シンガポール国立大学研究チームも、睡眠時間の短い高齢者は脳の老化が早いことを報告しており、睡眠時間の長さと脳の萎縮度が比例することが明らかになっています。こうした結果からも、中年期以降からの睡眠不足は要注意だと考えられます。

川島隆太『脳を休める!』(扶桑社新書)
川島隆太『脳を休める!』(扶桑社新書)

ちなみに、休日の寝だめに関しては、いろいろと問題があることを知っておく必要があります。休日の寝だめは、「社会的時差ボケ」などとも呼ばれており、逆にさまざまな悪影響があることがわかっています。

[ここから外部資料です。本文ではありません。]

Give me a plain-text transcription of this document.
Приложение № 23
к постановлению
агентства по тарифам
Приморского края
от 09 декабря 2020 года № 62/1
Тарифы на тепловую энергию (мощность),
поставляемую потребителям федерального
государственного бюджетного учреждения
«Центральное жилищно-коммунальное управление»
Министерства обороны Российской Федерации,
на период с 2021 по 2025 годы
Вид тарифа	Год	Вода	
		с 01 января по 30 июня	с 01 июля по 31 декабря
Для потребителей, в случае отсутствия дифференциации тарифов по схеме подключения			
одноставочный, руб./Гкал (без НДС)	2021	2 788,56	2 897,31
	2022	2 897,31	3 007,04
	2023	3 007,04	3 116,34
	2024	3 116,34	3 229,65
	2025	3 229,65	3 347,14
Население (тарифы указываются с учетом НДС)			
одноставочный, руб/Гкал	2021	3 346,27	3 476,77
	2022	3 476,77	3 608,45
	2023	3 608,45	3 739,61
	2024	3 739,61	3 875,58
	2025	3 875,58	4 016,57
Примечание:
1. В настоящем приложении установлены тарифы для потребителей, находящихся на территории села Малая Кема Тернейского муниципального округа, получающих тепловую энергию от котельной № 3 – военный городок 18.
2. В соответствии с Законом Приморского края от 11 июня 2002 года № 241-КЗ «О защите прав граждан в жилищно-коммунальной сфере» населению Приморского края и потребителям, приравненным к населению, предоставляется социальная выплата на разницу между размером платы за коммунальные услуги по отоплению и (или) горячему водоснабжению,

良い睡眠をとるためには、就眠時間と起床時間が毎日ほぼ一定であることが重要です。しかし、休日に起床時間がいつもと異なり遅くなると、睡眠のリズムが乱れます。その結果、頭がぼ~っとしたり、ものごとに集中するのが難しくなったりと、あたかも海外旅行に行ったときのような、いわゆる「時差ボケ」状態になることがわかっています。

また、疫学データでは、寿命が短くなることも指摘されていますので、休日に寝だめをしなくてよいように、平日に十分良質な睡眠をとらなくてはいけません。